Frère Bruno Marie, moine au Prieuré Notre Dame des Champs (13), qui accueille des moines en souffrance psychique, a fait une intervention qui a suscité quelques polémiques. Le prêcheur a interrogé les soignants sur leur capacité à se laisser déborder par un sentiment de toute puissance, dans lequel personne d’autre ne serait en mesure d’apporter des réponses au niveau des soins. Il ne faisait que répondre à la question posée : qu’est-ce qui permet à ces moines de contenir leurs frères malades, et à ces mêmes frères de se contenir ? La réponse peut ne pas nous plaire mais en tout cas nous interroger : ce qui contient, c’est la règle de St Benoît et la foi de chacun. Un cadre de pensée partagé.  

Lors de la dernière table ronde, de jeunes (et moins jeunes infirmiers) ont présenté des vignettes cliniques destinées à décrire au plus près leur façon de faire face aux manifestations d’agressivité et de violence. Yves Benoits et Isabelle Deparpe, tous deux infirmiers au CH de Laragne (05), dans un texte parfois très poétique, ont montré comment chacun à sa façon, « l’ancien et la novice », s’y prenait pour ne pas isoler les patients hospitalisés dans leur unité.  

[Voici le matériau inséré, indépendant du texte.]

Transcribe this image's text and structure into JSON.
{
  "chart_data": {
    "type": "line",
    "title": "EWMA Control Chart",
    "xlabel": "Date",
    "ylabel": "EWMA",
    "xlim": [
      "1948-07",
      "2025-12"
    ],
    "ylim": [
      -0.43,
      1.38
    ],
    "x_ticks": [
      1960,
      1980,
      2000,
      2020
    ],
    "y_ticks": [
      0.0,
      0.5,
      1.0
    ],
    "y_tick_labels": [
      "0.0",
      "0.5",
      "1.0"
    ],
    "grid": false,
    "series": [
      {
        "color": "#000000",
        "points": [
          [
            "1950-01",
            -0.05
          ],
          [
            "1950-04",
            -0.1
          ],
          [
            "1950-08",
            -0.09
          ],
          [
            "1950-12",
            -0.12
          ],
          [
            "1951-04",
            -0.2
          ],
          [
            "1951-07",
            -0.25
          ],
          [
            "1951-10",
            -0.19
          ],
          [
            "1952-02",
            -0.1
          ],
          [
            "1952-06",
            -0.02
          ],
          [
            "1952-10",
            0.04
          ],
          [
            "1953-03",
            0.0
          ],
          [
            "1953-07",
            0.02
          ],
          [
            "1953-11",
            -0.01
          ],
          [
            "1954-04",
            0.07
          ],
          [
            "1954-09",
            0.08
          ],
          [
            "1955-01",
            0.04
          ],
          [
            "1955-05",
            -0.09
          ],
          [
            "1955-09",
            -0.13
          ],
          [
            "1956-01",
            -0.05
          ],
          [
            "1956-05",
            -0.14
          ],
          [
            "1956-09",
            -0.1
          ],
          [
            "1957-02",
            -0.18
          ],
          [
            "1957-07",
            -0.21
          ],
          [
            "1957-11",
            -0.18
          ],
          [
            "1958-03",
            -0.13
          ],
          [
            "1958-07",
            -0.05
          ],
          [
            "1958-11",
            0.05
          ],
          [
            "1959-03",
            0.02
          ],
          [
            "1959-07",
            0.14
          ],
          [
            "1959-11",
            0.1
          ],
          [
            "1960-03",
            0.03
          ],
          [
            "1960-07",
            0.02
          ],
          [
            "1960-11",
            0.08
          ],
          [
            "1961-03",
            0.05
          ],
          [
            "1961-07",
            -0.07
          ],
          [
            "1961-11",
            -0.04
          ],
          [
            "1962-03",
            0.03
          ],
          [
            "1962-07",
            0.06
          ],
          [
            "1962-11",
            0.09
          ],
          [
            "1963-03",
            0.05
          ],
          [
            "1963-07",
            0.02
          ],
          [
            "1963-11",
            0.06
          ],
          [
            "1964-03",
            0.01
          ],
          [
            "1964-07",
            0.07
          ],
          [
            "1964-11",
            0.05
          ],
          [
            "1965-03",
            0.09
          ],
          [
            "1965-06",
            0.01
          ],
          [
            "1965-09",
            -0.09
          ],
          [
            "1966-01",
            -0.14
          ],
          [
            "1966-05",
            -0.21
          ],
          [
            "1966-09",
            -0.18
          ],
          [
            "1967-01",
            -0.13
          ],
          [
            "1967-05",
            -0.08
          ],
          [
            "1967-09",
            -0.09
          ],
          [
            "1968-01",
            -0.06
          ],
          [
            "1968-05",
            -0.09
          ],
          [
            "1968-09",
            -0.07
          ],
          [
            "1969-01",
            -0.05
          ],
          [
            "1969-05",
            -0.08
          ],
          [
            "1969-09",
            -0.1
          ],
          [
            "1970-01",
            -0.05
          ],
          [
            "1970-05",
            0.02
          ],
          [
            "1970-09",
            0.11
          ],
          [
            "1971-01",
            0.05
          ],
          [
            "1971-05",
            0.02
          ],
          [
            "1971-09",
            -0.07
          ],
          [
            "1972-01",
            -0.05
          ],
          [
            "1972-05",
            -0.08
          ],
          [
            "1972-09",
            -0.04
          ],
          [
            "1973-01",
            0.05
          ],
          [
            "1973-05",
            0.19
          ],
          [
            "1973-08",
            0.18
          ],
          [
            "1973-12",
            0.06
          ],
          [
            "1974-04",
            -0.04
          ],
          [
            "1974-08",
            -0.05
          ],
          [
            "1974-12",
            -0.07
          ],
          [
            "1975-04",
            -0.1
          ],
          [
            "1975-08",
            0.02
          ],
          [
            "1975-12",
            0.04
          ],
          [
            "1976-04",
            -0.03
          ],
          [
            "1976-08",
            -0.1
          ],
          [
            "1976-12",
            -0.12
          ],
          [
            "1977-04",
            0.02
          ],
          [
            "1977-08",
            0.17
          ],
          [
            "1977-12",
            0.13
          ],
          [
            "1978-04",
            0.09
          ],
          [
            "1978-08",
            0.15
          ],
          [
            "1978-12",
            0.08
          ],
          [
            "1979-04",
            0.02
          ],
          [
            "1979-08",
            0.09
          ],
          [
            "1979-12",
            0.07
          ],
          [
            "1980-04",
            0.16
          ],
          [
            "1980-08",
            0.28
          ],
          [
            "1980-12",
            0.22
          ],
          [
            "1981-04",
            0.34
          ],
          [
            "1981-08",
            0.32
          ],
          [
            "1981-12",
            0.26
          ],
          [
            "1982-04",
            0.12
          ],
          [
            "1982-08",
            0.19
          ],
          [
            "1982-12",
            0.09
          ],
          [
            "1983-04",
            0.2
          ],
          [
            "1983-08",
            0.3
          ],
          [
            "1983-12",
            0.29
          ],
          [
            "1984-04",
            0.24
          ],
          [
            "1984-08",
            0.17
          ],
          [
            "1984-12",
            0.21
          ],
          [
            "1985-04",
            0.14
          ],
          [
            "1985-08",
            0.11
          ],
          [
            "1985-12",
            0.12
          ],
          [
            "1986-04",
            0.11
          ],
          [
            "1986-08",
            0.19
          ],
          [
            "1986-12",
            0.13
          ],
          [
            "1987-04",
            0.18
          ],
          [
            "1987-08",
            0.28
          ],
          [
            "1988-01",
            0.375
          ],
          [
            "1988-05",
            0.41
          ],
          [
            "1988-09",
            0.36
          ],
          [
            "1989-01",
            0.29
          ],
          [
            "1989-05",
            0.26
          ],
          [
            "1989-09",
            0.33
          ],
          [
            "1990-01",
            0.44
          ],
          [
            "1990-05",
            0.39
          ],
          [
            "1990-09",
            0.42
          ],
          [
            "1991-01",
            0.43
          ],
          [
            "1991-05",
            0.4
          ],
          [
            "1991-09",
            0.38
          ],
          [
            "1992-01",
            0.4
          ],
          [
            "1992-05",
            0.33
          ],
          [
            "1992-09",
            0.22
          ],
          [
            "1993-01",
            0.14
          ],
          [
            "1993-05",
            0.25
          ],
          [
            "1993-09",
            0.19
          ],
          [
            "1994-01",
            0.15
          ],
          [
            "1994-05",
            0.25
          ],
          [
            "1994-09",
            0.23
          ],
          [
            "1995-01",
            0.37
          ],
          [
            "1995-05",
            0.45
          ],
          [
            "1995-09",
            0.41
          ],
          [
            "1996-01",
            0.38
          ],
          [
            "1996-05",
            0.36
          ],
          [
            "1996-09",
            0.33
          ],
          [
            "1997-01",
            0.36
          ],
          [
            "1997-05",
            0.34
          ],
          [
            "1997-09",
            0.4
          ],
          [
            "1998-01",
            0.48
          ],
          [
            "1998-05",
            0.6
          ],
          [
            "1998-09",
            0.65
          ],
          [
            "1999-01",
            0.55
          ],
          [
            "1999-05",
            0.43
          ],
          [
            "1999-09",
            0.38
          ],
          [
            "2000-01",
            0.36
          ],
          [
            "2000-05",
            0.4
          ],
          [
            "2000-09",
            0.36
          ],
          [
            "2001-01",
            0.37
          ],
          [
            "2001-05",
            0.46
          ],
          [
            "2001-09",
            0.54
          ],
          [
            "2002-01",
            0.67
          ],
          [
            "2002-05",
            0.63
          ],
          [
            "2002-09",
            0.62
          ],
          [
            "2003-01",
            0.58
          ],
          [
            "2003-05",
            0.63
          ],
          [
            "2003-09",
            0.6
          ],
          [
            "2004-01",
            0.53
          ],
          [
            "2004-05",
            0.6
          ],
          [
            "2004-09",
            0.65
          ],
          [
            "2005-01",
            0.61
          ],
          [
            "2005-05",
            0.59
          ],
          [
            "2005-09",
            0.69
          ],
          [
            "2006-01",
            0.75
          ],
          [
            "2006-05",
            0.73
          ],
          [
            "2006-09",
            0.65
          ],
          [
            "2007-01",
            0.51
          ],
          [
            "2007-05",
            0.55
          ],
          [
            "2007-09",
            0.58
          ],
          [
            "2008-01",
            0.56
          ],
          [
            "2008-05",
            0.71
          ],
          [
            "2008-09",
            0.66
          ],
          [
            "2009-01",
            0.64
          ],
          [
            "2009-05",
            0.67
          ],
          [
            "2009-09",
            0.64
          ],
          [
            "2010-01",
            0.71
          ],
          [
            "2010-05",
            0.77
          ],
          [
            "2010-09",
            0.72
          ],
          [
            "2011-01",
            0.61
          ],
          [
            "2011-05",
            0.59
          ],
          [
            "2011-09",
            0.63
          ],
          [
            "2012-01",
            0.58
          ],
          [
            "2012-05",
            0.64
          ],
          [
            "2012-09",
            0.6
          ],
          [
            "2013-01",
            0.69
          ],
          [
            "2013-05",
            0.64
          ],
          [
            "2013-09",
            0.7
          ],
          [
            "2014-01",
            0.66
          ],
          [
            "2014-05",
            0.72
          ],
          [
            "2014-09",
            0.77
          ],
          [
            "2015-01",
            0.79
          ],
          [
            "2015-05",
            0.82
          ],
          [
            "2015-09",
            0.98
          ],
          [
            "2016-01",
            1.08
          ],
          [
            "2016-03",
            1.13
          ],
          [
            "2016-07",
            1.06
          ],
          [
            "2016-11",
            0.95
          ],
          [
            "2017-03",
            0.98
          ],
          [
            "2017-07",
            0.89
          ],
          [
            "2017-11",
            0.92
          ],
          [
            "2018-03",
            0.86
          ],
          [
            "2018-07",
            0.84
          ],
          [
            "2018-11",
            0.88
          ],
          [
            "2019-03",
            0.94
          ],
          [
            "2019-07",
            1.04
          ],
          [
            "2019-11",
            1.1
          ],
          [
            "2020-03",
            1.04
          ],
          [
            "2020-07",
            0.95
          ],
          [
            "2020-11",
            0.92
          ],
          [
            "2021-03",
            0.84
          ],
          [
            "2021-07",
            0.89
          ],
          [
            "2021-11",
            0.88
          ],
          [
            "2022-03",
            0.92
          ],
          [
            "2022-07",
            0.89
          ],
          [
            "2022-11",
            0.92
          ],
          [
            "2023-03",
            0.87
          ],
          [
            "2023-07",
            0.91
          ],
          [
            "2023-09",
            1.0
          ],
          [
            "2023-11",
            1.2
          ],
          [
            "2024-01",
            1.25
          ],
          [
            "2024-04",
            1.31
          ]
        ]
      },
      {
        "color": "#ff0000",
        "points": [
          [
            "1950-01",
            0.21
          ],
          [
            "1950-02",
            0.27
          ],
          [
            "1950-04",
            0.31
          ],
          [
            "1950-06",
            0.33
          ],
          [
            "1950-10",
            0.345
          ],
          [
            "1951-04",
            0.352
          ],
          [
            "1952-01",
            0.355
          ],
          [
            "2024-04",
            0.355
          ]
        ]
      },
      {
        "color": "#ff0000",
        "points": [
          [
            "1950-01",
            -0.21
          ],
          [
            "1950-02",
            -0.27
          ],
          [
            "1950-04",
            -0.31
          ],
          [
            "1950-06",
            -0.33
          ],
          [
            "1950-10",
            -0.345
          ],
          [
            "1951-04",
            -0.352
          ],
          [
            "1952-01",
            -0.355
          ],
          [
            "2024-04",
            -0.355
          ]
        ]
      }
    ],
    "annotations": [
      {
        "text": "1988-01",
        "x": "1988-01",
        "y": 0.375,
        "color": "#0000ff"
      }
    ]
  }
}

Marie-Aude Hautem, infirmière au Corto Maltèse, Gap (05) auprès d’adolescents hospitalisés a mis au centre de sa vignette clinique la capacité des soignants à inventer des ruses qui permettent aux adolescents de s’apaiser et de recouvrer un certain contrôle émotionnel. On retrouve dans son intervention le « playing » et le « game » développés par Yves Rigal à partir des concepts de Winnicott.

Anne Baque, infirmière au CH Montperrin (13), a illustré comment la capacité à contenir d’une soignante peut être battue en brèche par une toute jeune femme décidée à obtenir ce qu’elle demande : la chambre d’isolement. Anne s’appuie sur un travail clinique et théorique qui ouvre sur ce qui pourrait créer du lien là où il semble ne plus en avoir.

Sandrine Courtois, infirmière et Olivier Esnault, cadre de supérieur de santé, tous deux exerçant au C.H. Montperrin, racontent dans un registre assez proche, le parcours de Medhi. Ses alcoolisations le ramènent inévitablement dans l’unité et impliquent toujours des isolements auxquels les soignants ne se résignent que très difficilement.

Ces interventions ont suscité échanges et débats. Sophie Barthélémy conclut cette première journée de l’association serpsy en Paca. Elle différencie la contention (de l’ordre de l’agir) de la contenance (qui relève de la mise en sens). Elle souligne l’importance du passage par l’autre. Parmi les concepts évoqués ceux de portage, d’accordage et de résonnance, notamment affective apparaissent centraux. La journée a, par ailleurs, montré la nécessité d’échanger ensemble, de tisser du collectif. On ne contient pas tout seul mais ensemble.

L’association serpsy(paca) se veut le lieu d’une psychiatrie en travail. Nous n’y avançons pas d’idées définitives mais posons ensemble quelques pierres qui seront des jalons pour la pensée du soin. Nous avançons avec nos questions, dans l’espoir d’ériger les murs d’une maison commune qui sera bâtie des réflexions de chacun.

 

Chady Achrafi, psychologue, Montperrin (13).